Third, the technology works with what you already have. inviol uses your existing CCTV cameras. It does not require every camera on site, just a selection covering your highest-risk areas. It processes 99% of data on-premise, addresses privacy from day one, and integrates with your existing safety processes rather than replacing them.

The next five years
AI investment will continue to accelerate. The OECD reports that AI's share of global venture capital has grown from 30% in 2022 to 61% in 2025. As the application layer matures and investors move beyond foundational models toward industry-specific solutions, workplace safety will attract an increasing share of that capital.
The companies that will lead in this space are those that understand a fundamental truth: detecting hazards is necessary but not sufficient. The real value lies in turning detection into behaviour change. Technology that sees everything but changes nothing is just expensive surveillance. Technology that sees, coaches, and improves is a genuine competitive advantage.
At inviol, this has been our thesis from the beginning. We did not build an alerting system that happens to have a coaching feature. We built a coaching platform that happens to use computer vision AI. The distinction matters, and the results prove it.

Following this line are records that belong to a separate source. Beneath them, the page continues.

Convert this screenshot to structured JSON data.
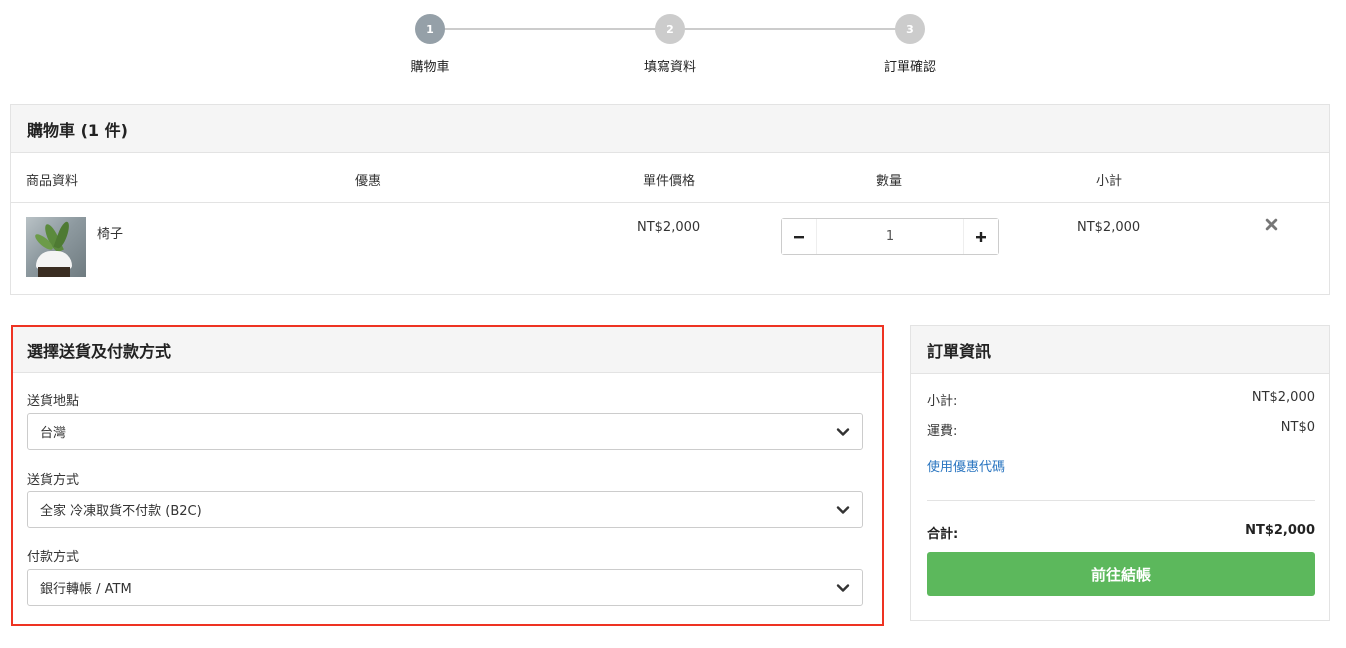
{
  "steps": [
    {
      "number": "1",
      "label": "購物車"
    },
    {
      "number": "2",
      "label": "填寫資料"
    },
    {
      "number": "3",
      "label": "訂單確認"
    }
  ],
  "cart": {
    "title": "購物車 (1 件)",
    "columns": {
      "product": "商品資料",
      "discount": "優惠",
      "unit_price": "單件價格",
      "quantity": "數量",
      "subtotal": "小計"
    },
    "item": {
      "name": "椅子",
      "unit_price": "NT$2,000",
      "quantity": "1",
      "subtotal": "NT$2,000",
      "thumbnail_icon": "chair-product-image"
    }
  },
  "shipping": {
    "title": "選擇送貨及付款方式",
    "location_label": "送貨地點",
    "location_value": "台灣",
    "method_label": "送貨方式",
    "method_value": "全家 冷凍取貨不付款 (B2C)",
    "payment_label": "付款方式",
    "payment_value": "銀行轉帳 / ATM"
  },
  "order": {
    "title": "訂單資訊",
    "subtotal_label": "小計:",
    "subtotal_value": "NT$2,000",
    "shipping_label": "運費:",
    "shipping_value": "NT$0",
    "coupon_link": "使用優惠代碼",
    "total_label": "合計:",
    "total_value": "NT$2,000",
    "checkout_label": "前往結帳"
  },
  "colors": {
    "highlight_border": "#ee3322",
    "checkout_green": "#5cb85c",
    "link_blue": "#2a75c0",
    "step_active": "#95a0a8",
    "step_inactive": "#cccccc"
  }
}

If you want to see what coaching-first safety monitoring looks like for your operation, book a demo.
Frequently Asked Questions
How much does workplace injury cost the global economy?
The International Labour Organization estimates that workplace accidents and diseases cost approximately 4% of annual global GDP, or roughly $2.8 trillion. In the United States, businesses spend over $170 billion annually on occupational injury and illness costs. In Australia, Safe Work Australia estimates that eliminating workplace injuries would grow the economy by $28.6 billion per year.
How much venture capital is being invested in AI?
Global venture capital investment in AI exceeded $500 billion in 2025 according to KPMG, with AI-related companies attracting 61% of all VC funding globally according to the OECD. The United States accounts for approximately 75% of global AI VC investment, followed by the EU, China, and the United Kingdom.
Why is workplace safety a good application for AI?
Workplace safety is uniquely suited to AI because the data infrastructure already exists (CCTV cameras), the problems are visual and repeatable (pedestrian-vehicle interactions, exclusion zone breaches), the economic case is compelling (a single serious incident can cost hundreds of thousands of dollars), the regulatory environment is tightening, and the technology works best when combined with human coaching rather than replacing human judgement.
What results does AI safety monitoring deliver?
inviol customers typically see a 67% reduction in risk, a 42% reduction in incidents over three years, and a 61% reduction in machine-on-plant incidents. These outcomes come from combining continuous computer vision AI detection with a coaching-first approach where supervisors use video evidence to have structured improvement conversations with their teams.
Is the "reasonably practicable" standard changing because of AI?
Effectively, yes. In New Zealand, Australia, and other jurisdictions, the duty to manage risk "so far as is reasonably practicable" is informed by what controls are available and proven. As AI safety monitoring becomes more accessible and delivers demonstrated results, the expectation that businesses adopt it will grow, particularly in high-risk industries where the technology has been shown to significantly reduce harm.